On June 15, 2012, the Obama Administration announced that it would offer many DREAM Act-eligible youths protection from deportation. These youths, whether or not they are currently in deportation proceedings, will be able to apply for “deferred action,” which would temporarily shield them from deportation and enable to live and work legally in the US.
The announcement sets forth five criteria that youths must meet to get deferred action:
- They must have come to the US before they turned 16;
- They must have not yet turned 30 when they apply;
- They must have continuously resided in the US since June 15, 2007, and must have been present in the US on June 15, 2012;
- They must currently be in school, have received a high school diploma or GED, or been honorably discharged from the US Armed Forces or the Coast Guard;
- They must not have been convicted of a felony, a “significant misdemeanor,” multiple misdemeanor offenses, or otherwise pose a threat to national security or public safety. Anyone applying for deferred action would need to go through a criminal background check.

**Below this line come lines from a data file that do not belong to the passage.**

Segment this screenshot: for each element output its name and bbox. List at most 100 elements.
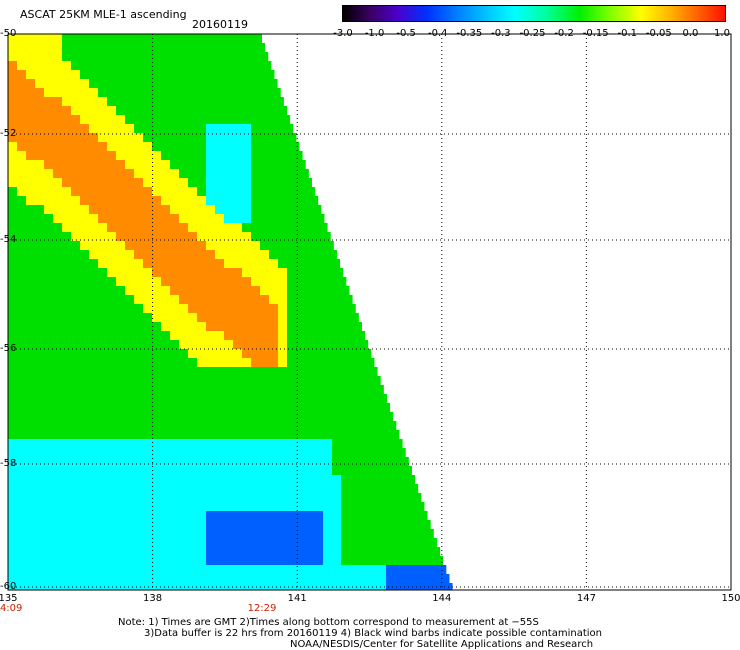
swath-cell <box>71 538 80 547</box>
swath-cell <box>89 223 98 232</box>
swath-cell <box>206 151 215 160</box>
swath-cell <box>188 88 197 97</box>
swath-cell <box>152 205 161 214</box>
swath-cell <box>89 259 98 268</box>
swath-cell <box>152 340 161 349</box>
swath-cell <box>98 565 107 574</box>
swath-cell <box>413 574 422 583</box>
swath-cell <box>242 367 251 376</box>
swath-cell <box>143 286 152 295</box>
swath-cell <box>116 448 125 457</box>
swath-cell <box>197 34 206 43</box>
swath-cell <box>89 448 98 457</box>
swath-cell <box>62 547 71 556</box>
swath-cell <box>305 475 314 484</box>
swath-cell <box>98 538 107 547</box>
swath-cell <box>305 358 314 367</box>
swath-cell <box>125 223 134 232</box>
swath-cell <box>314 331 323 340</box>
swath-cell <box>215 511 224 520</box>
swath-cell <box>224 358 233 367</box>
swath-cell <box>278 457 287 466</box>
swath-cell <box>314 520 323 529</box>
swath-cell <box>188 322 197 331</box>
swath-cell <box>17 124 26 133</box>
swath-cell <box>143 88 152 97</box>
swath-cell <box>17 232 26 241</box>
swath-cell <box>134 331 143 340</box>
swath-cell <box>179 439 188 448</box>
swath-cell <box>269 133 278 142</box>
swath-cell <box>215 367 224 376</box>
swath-cell <box>332 439 341 448</box>
swath-cell <box>44 376 53 385</box>
swath-cell <box>35 106 44 115</box>
swath-cell <box>170 484 179 493</box>
swath-cell <box>134 70 143 79</box>
swath-cell <box>80 574 89 583</box>
swath-cell <box>179 133 188 142</box>
swath-cell <box>26 178 35 187</box>
swath-cell <box>359 520 368 529</box>
swath-cell <box>80 52 89 61</box>
swath-cell <box>260 268 269 277</box>
swath-cell <box>278 223 287 232</box>
swath-cell <box>323 259 332 268</box>
swath-cell <box>107 133 116 142</box>
swath-cell <box>17 430 26 439</box>
swath-cell <box>143 97 152 106</box>
swath-cell <box>170 160 179 169</box>
swath-cell <box>305 304 314 313</box>
swath-cell <box>134 475 143 484</box>
swath-cell <box>125 268 134 277</box>
swath-cell <box>422 565 431 574</box>
swath-cell <box>224 385 233 394</box>
swath-cell <box>359 376 368 385</box>
swath-cell <box>251 169 260 178</box>
swath-cell <box>242 457 251 466</box>
swath-cell <box>98 34 107 43</box>
swath-cell <box>152 313 161 322</box>
swath-cell <box>17 259 26 268</box>
swath-cell <box>134 430 143 439</box>
swath-cell <box>35 394 44 403</box>
swath-cell <box>143 493 152 502</box>
swath-cell <box>422 529 431 538</box>
swath-cell <box>215 115 224 124</box>
swath-cell <box>62 79 71 88</box>
swath-cell <box>80 457 89 466</box>
swath-cell <box>125 502 134 511</box>
swath-cell <box>62 367 71 376</box>
swath-cell <box>62 160 71 169</box>
swath-cell <box>188 574 197 583</box>
swath-cell <box>26 394 35 403</box>
latitude-label: -54 <box>0 234 17 245</box>
swath-cell <box>89 439 98 448</box>
swath-cell <box>224 322 233 331</box>
swath-cell <box>152 403 161 412</box>
swath-cell <box>197 43 206 52</box>
swath-cell <box>287 430 296 439</box>
longitude-label: 144 <box>432 593 452 604</box>
swath-cell <box>422 583 431 590</box>
swath-cell <box>26 547 35 556</box>
swath-cell <box>8 421 17 430</box>
swath-cell <box>251 70 260 79</box>
swath-cell <box>278 376 287 385</box>
swath-cell <box>314 214 323 223</box>
swath-cell <box>260 142 269 151</box>
swath-cell <box>305 250 314 259</box>
swath-cell <box>89 124 98 133</box>
swath-cell <box>233 475 242 484</box>
swath-cell <box>287 421 296 430</box>
swath-cell <box>215 358 224 367</box>
swath-cell <box>278 169 287 178</box>
swath-cell <box>179 313 188 322</box>
swath-cell <box>341 358 350 367</box>
swath-cell <box>278 493 287 502</box>
swath-cell <box>197 286 206 295</box>
swath-cell <box>251 61 260 70</box>
swath-cell <box>62 106 71 115</box>
swath-cell <box>98 493 107 502</box>
swath-cell <box>197 259 206 268</box>
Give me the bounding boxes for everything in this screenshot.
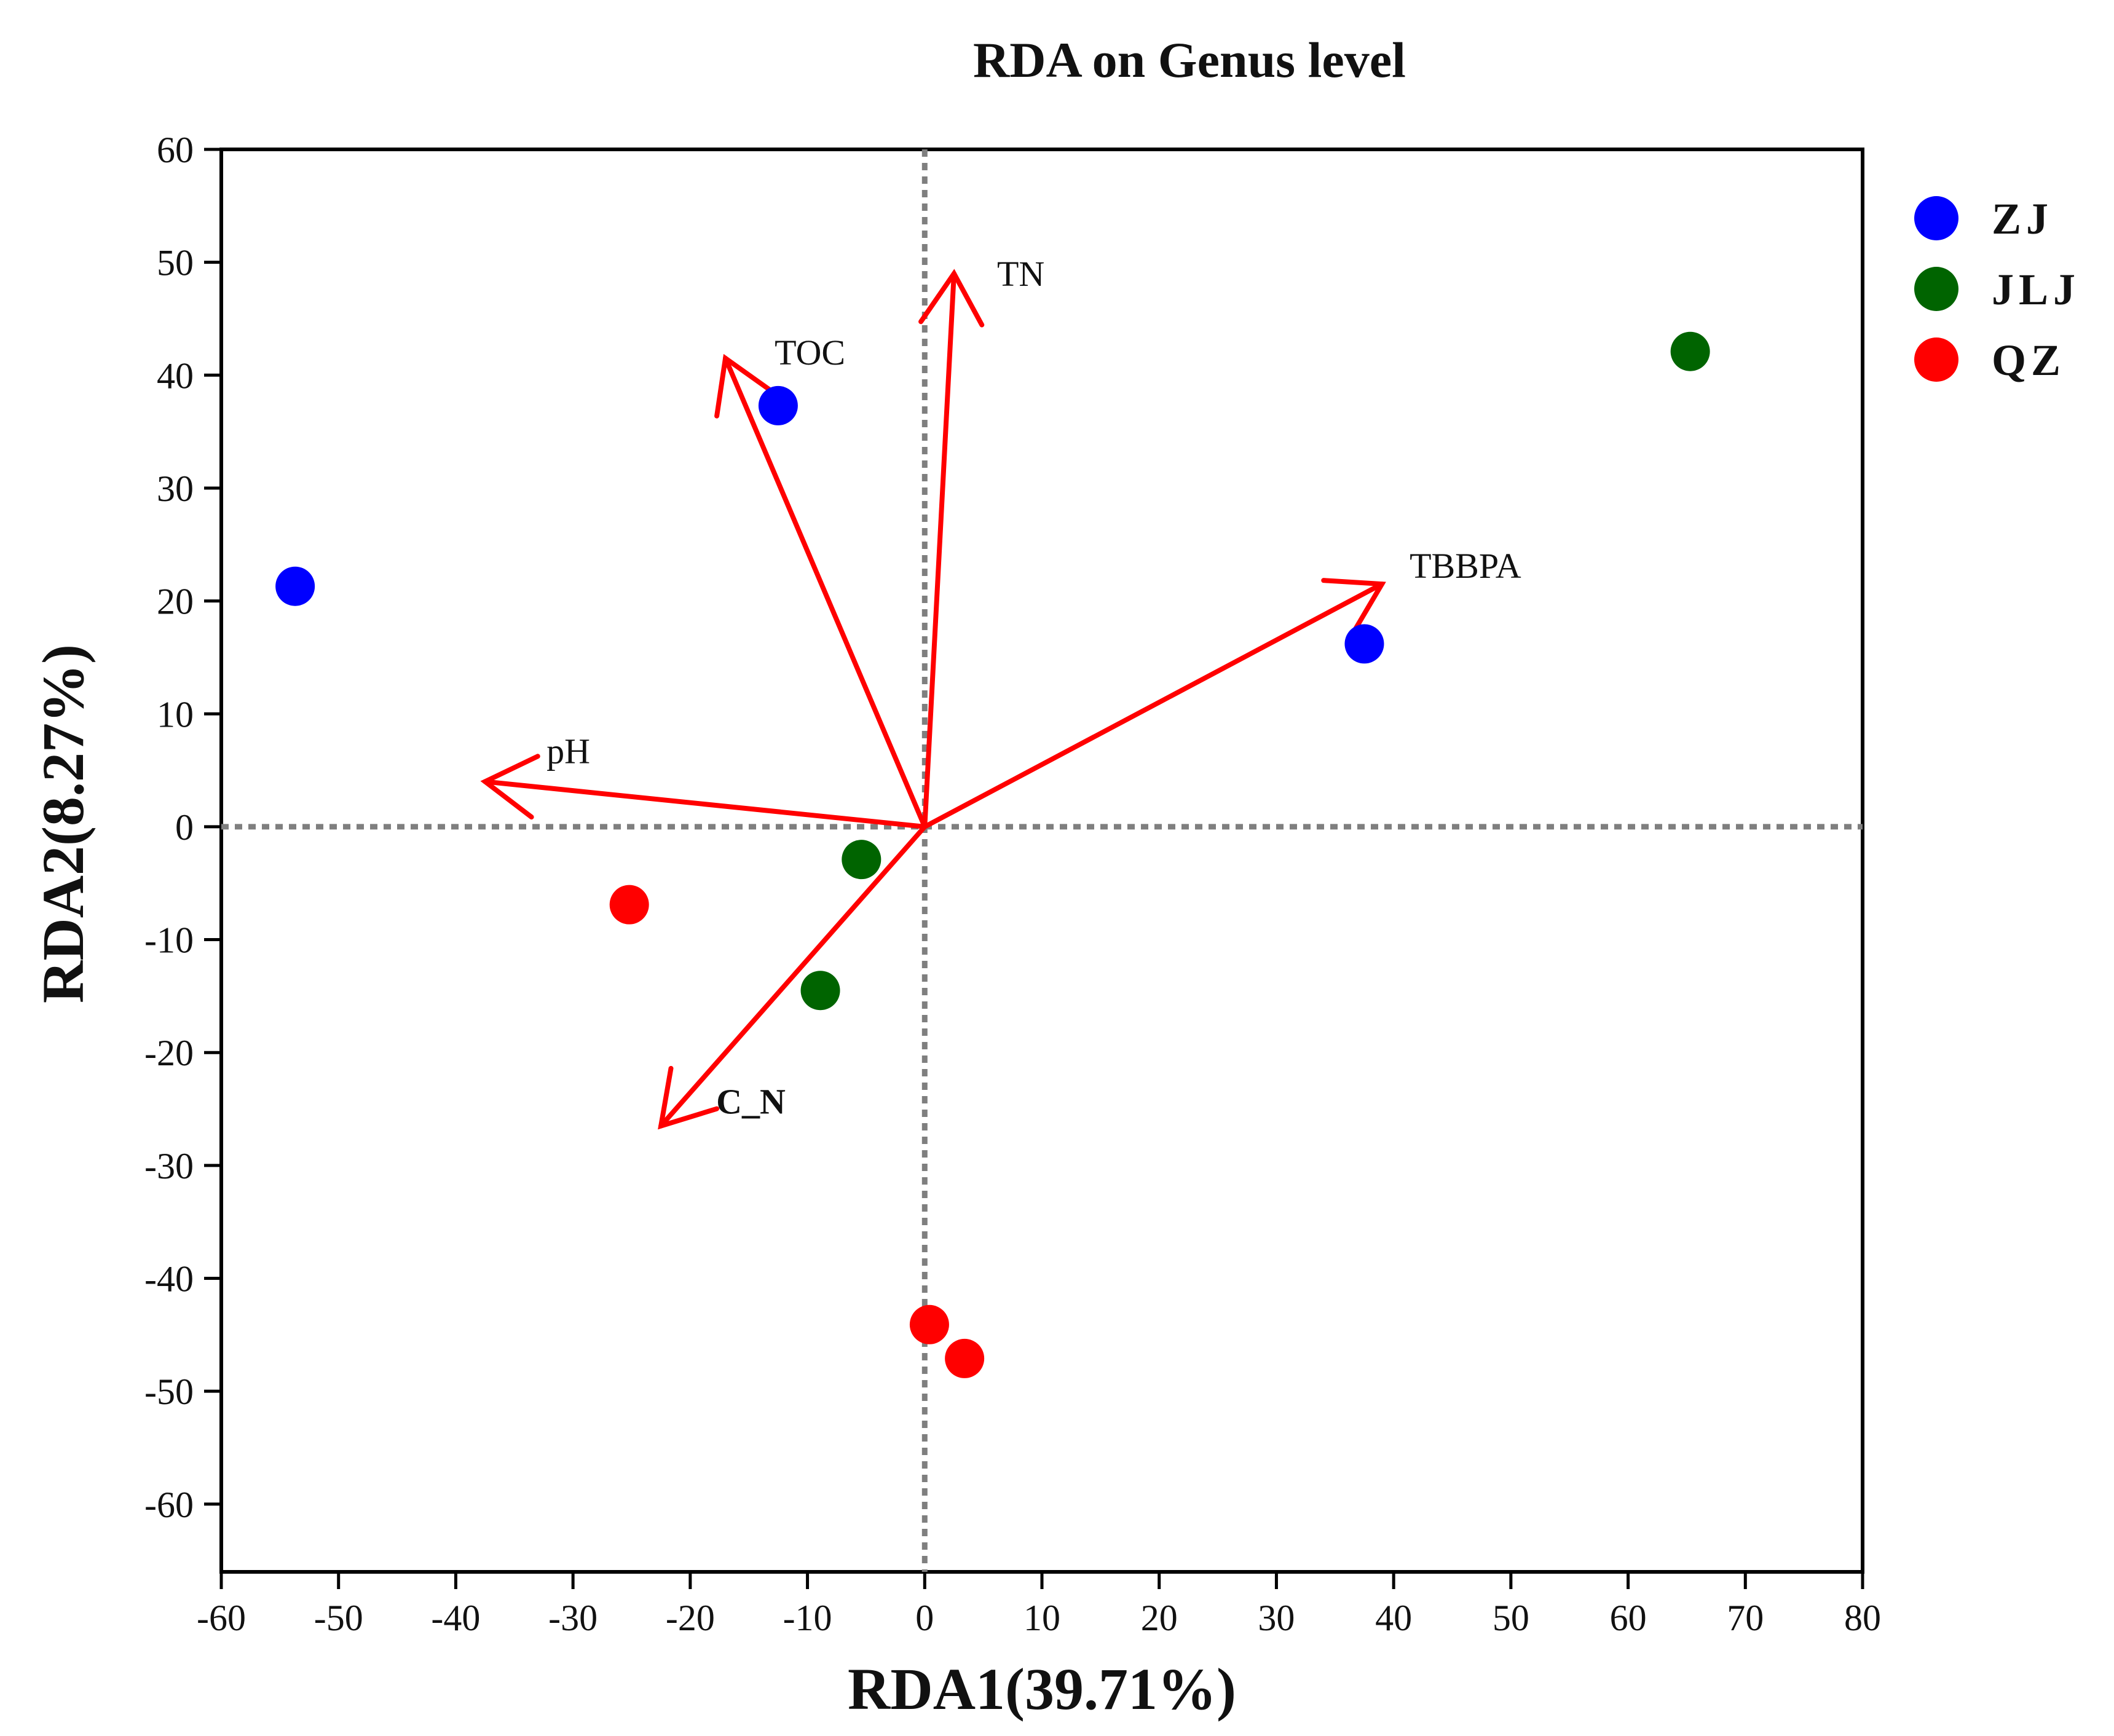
legend-marker <box>1914 337 1958 382</box>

What deferred action involves
Deferred action is a form of protection that lasts two years. Anyone who gets deferred action would be able to get it renewed, but she would need to reapply near the end of the two years and have her case reviewed again. Someone who gets deferred action can apply for a work permit. DHS is also considering whether to allow travel outside the US. Deferred action does NOT put someone on track to get a green card or US citizenship.